You should successfully receive the reply if the IP address are working fine.

Step 11: Test IP address on Server

Check if the packets are using the right VLAN to leave the server.

Perform a ping from eth0.3047 to check if it is using the right VLAN to communicate with the destination IP address.

ping -I eth0.3047  8.8.8.8

Output

PING 8.8.8.8  (8.8.8.8) from 185.62.58.190 eth0.3047: 56(84) bytes of data.
64 bytes from 8.8.8.8: icmp_seq=1 ttl=122 time=2.03 ms
64 bytes from 8.8.8.8: icmp_seq=2 ttl=122 time=2.13 ms
64 bytes from 8.8.8.8: icmp_seq=3 ttl=122 time=2.21 ms
64 bytes from 8.8.8.8: icmp_seq=4 ttl=122 time=2.06 ms
^C
--- 8.8.8.8 ping statistics ---
4 packets transmitted, 4 received, 0% packet loss, time 3080ms
rtt min/avg/max/mdev = 2.038/2.113/2.217/0.089 ms

In the above output, we can see that the packet left from the interface with IP address 185.62.58.190.

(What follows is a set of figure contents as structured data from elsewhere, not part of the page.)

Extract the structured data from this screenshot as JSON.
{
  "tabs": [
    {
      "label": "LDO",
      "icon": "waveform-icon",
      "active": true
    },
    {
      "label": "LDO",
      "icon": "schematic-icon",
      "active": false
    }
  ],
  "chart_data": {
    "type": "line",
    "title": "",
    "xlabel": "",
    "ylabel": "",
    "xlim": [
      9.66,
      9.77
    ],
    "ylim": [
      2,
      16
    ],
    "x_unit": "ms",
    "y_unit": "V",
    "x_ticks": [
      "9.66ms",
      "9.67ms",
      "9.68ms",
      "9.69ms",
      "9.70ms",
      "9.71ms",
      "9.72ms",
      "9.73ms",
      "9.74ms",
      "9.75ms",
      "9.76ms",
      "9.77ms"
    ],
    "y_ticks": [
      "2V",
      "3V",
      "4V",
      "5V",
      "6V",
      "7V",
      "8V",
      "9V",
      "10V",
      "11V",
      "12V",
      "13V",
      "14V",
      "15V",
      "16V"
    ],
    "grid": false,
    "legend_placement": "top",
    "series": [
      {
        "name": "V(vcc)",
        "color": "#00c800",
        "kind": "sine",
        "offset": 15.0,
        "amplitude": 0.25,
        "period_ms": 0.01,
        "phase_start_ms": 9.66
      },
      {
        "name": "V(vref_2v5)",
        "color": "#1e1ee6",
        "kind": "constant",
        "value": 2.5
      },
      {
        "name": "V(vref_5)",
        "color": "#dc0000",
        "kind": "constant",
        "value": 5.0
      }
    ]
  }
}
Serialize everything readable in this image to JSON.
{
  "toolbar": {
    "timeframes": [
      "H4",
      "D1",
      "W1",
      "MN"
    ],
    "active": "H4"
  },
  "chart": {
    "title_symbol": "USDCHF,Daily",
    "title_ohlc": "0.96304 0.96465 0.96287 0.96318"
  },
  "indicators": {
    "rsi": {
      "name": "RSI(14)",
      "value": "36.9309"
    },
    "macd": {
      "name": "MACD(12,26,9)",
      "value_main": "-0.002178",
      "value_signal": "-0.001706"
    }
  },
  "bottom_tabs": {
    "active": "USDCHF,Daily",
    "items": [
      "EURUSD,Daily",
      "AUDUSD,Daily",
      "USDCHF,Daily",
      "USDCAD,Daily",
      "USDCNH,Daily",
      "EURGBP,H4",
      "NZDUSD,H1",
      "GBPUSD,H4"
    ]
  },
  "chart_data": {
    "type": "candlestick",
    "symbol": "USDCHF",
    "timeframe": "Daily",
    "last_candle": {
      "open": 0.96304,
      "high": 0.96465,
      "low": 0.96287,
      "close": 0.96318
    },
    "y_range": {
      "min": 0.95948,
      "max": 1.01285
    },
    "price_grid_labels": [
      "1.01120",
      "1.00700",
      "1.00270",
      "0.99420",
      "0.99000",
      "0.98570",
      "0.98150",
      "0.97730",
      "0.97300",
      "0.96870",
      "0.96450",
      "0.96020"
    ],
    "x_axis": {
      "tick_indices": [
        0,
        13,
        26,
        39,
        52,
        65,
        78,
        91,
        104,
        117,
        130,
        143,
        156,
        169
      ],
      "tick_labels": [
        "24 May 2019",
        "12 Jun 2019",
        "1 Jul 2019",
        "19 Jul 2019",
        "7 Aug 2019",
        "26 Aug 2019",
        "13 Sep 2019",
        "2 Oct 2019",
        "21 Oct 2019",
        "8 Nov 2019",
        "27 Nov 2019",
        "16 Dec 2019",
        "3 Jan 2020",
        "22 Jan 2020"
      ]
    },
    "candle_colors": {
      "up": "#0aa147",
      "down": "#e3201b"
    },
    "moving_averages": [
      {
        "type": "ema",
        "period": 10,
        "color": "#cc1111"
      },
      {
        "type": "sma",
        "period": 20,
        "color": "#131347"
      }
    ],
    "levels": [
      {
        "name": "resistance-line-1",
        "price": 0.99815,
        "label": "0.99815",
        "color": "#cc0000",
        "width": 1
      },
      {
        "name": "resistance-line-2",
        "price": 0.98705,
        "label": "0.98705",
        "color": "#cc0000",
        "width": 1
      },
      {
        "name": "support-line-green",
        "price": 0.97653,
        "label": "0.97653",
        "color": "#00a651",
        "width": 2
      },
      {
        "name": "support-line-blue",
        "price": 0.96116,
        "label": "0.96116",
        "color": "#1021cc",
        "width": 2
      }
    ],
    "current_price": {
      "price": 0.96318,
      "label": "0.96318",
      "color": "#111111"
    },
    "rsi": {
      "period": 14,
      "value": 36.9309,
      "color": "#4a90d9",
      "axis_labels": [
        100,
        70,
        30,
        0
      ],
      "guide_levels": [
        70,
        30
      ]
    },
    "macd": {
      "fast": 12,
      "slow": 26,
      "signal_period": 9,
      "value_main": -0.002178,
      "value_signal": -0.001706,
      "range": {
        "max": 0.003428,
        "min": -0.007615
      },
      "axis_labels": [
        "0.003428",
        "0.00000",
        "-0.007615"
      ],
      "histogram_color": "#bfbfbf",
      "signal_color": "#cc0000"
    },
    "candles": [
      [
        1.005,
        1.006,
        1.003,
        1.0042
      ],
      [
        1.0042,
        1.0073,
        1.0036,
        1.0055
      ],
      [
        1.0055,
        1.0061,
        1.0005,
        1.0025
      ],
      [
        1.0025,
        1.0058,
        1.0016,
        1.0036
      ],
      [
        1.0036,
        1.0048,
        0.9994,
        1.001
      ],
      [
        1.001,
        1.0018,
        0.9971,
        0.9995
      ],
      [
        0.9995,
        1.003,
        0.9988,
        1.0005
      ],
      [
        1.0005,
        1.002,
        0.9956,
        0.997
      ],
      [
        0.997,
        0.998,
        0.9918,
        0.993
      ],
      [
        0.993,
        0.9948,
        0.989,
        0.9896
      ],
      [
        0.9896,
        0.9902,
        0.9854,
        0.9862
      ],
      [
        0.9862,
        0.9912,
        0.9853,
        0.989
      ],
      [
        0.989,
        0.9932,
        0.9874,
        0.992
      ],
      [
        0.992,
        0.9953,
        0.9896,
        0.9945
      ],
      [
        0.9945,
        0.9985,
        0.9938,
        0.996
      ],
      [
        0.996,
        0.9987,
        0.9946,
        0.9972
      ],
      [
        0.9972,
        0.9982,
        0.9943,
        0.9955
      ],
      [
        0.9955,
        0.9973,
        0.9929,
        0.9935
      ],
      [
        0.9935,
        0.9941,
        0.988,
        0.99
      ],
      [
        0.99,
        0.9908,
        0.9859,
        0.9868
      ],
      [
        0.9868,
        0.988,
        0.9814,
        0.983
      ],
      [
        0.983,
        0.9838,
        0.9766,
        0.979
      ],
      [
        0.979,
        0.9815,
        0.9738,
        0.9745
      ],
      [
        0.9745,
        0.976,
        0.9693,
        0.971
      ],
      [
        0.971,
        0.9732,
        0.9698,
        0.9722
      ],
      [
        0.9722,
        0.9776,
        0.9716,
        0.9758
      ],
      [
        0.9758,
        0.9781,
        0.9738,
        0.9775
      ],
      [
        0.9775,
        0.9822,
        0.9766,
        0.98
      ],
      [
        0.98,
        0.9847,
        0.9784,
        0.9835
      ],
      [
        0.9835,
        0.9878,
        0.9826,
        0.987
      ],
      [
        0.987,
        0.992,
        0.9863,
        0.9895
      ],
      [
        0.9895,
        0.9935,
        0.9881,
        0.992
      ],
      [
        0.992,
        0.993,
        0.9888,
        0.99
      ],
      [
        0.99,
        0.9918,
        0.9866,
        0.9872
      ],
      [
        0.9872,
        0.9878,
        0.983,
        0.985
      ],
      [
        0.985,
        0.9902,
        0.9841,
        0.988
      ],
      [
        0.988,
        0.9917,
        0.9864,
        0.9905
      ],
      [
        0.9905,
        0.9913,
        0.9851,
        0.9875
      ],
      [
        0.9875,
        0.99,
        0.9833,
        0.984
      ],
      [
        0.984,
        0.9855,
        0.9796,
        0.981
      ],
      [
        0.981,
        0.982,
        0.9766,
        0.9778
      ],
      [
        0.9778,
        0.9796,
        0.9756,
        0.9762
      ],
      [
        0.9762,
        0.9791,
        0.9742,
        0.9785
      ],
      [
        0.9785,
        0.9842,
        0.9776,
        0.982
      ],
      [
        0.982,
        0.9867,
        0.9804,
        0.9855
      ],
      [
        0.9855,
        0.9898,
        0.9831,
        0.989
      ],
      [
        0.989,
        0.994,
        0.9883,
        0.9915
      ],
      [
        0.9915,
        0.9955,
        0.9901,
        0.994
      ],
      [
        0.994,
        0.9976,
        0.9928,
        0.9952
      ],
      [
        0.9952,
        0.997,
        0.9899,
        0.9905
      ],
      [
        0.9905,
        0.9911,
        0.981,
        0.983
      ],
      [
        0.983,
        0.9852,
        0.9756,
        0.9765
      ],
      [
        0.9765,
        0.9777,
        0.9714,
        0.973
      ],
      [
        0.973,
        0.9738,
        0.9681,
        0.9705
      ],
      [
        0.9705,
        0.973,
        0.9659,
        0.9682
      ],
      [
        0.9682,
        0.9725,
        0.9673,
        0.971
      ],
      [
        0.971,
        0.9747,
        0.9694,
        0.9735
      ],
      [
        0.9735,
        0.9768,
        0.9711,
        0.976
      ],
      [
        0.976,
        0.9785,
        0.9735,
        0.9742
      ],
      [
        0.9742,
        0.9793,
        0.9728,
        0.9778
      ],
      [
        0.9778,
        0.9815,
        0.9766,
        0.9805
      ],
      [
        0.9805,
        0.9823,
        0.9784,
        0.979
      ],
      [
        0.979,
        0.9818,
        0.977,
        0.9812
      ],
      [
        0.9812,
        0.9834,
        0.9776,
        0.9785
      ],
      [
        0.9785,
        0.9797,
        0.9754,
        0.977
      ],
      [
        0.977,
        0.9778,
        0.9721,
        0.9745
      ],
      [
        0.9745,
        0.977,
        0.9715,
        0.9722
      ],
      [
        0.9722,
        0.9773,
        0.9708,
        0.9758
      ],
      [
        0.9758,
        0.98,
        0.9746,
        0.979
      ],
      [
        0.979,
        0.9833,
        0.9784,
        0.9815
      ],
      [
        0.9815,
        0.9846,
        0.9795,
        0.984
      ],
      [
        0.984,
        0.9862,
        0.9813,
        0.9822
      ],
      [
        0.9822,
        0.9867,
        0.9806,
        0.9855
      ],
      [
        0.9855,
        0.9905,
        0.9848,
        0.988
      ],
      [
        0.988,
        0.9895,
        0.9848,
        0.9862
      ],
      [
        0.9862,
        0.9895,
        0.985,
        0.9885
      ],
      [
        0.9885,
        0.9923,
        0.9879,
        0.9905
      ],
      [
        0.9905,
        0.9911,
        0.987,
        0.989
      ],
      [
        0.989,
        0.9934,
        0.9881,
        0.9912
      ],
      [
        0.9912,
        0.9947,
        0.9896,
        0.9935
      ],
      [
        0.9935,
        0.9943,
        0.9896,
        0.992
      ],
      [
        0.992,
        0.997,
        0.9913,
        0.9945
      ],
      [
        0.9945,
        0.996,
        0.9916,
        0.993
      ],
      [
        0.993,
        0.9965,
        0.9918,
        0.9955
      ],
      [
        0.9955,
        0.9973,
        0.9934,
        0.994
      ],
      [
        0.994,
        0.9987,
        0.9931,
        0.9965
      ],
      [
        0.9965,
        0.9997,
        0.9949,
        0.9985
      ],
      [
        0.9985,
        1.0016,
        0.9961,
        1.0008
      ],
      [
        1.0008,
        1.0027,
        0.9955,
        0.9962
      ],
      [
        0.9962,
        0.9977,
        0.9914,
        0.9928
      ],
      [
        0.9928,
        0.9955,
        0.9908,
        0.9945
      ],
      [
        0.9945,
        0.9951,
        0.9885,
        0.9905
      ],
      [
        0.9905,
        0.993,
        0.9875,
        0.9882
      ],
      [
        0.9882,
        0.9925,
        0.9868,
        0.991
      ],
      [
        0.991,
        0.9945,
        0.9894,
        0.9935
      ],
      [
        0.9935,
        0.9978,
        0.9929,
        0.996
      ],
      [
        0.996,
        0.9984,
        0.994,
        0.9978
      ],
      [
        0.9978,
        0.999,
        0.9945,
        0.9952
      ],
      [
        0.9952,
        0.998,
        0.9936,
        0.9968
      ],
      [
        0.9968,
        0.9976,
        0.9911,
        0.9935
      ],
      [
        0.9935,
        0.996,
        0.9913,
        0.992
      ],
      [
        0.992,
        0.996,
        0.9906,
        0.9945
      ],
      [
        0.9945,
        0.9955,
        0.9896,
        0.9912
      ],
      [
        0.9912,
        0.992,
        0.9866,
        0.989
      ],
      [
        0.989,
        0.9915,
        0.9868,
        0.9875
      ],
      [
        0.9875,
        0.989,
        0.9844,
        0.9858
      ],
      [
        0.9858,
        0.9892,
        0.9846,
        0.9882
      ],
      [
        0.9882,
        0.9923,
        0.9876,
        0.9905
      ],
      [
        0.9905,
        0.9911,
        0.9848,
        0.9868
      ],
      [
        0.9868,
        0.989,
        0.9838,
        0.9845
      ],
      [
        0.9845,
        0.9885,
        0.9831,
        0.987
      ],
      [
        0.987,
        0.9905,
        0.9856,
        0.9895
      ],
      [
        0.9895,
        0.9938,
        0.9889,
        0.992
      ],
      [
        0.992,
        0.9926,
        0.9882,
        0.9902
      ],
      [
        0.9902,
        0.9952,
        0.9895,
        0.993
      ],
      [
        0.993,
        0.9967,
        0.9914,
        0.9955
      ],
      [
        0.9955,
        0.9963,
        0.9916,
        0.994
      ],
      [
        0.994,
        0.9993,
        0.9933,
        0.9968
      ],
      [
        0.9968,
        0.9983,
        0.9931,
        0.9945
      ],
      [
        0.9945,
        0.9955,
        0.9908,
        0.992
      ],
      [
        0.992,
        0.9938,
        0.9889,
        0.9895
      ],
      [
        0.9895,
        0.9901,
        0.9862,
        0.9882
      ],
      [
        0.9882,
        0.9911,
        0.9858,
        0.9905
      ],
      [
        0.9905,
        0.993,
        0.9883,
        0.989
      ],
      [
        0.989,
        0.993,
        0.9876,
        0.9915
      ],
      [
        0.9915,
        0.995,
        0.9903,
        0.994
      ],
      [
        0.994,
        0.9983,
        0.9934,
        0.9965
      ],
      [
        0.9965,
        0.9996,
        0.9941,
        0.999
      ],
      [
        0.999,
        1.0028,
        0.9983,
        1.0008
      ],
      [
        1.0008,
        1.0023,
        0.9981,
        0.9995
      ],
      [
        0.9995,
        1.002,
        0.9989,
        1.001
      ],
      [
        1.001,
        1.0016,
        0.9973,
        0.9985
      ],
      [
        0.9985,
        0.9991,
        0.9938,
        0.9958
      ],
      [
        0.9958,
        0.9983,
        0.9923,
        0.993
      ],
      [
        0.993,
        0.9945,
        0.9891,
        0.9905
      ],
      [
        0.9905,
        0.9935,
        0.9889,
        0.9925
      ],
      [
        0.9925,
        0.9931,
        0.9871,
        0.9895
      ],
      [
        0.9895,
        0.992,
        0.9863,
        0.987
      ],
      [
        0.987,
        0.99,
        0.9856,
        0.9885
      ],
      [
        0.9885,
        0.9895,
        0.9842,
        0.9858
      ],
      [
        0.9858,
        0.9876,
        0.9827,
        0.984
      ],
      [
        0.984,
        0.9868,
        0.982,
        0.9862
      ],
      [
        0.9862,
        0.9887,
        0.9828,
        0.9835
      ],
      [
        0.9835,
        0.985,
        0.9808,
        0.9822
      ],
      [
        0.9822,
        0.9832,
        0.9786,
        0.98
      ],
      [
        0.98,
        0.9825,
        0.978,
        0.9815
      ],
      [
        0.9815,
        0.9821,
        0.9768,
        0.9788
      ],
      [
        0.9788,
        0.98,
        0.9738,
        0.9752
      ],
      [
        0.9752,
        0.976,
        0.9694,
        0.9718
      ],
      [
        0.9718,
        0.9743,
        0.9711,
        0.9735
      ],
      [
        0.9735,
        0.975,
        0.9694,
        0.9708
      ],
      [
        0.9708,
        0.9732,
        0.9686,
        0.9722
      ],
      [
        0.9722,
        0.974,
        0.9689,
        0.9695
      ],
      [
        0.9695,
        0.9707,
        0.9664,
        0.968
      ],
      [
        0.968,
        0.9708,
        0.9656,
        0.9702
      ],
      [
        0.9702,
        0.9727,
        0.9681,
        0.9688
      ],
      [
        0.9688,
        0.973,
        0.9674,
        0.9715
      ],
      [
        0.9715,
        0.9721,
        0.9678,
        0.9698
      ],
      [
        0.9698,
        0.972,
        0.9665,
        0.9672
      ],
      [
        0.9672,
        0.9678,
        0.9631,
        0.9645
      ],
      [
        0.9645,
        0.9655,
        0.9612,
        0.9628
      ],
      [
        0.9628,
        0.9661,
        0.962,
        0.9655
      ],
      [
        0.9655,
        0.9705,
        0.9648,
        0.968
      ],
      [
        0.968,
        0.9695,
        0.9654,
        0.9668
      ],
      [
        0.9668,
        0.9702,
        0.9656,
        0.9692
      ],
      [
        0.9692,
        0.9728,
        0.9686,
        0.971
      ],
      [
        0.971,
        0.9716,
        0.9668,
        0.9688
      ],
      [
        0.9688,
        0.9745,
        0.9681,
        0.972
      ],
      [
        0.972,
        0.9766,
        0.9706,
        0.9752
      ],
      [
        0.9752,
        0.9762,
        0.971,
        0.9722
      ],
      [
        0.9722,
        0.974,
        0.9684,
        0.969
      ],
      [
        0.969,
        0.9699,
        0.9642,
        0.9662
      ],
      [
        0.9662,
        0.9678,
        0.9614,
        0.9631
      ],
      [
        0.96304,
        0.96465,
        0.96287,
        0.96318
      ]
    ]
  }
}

Now, perform a ping from eth0.453.

ping -I eth0.453  8.8.8.8

Output.

PING 8.8.8.8  (8.8.8.8) from 78.41.207.45 eth0.453: 56(84) bytes of data.
64 bytes from 8.8.8.8: icmp_seq=1 ttl=123 time=2.26 ms
64 bytes from 8.8.8.8: icmp_seq=2 ttl=123 time=2.37 ms
64 bytes from 8.8.8.8: icmp_seq=3 ttl=123 time=2.44 ms
64 bytes from 8.8.8.8: icmp_seq=4 ttl=123 time=2.41 ms
^C
--- 8.8.8.8 ping statistics ---
4 packets transmitted, 4 received, 0% packet loss, time 2756ms
rtt min/avg/max/mdev = 2.266/2.360/2.444/0.073 ms

In the above output, we can see that the packet left from the interface with IP address 78.41.207.45.

Conclusion

Congratulations, you have now configured a server which listens to two VLANs with two gateways. VLAN tagging is not limited to two VLANs, multiple VLANs are supported. You have to add each VLAN according to the network configuration of that VLAN.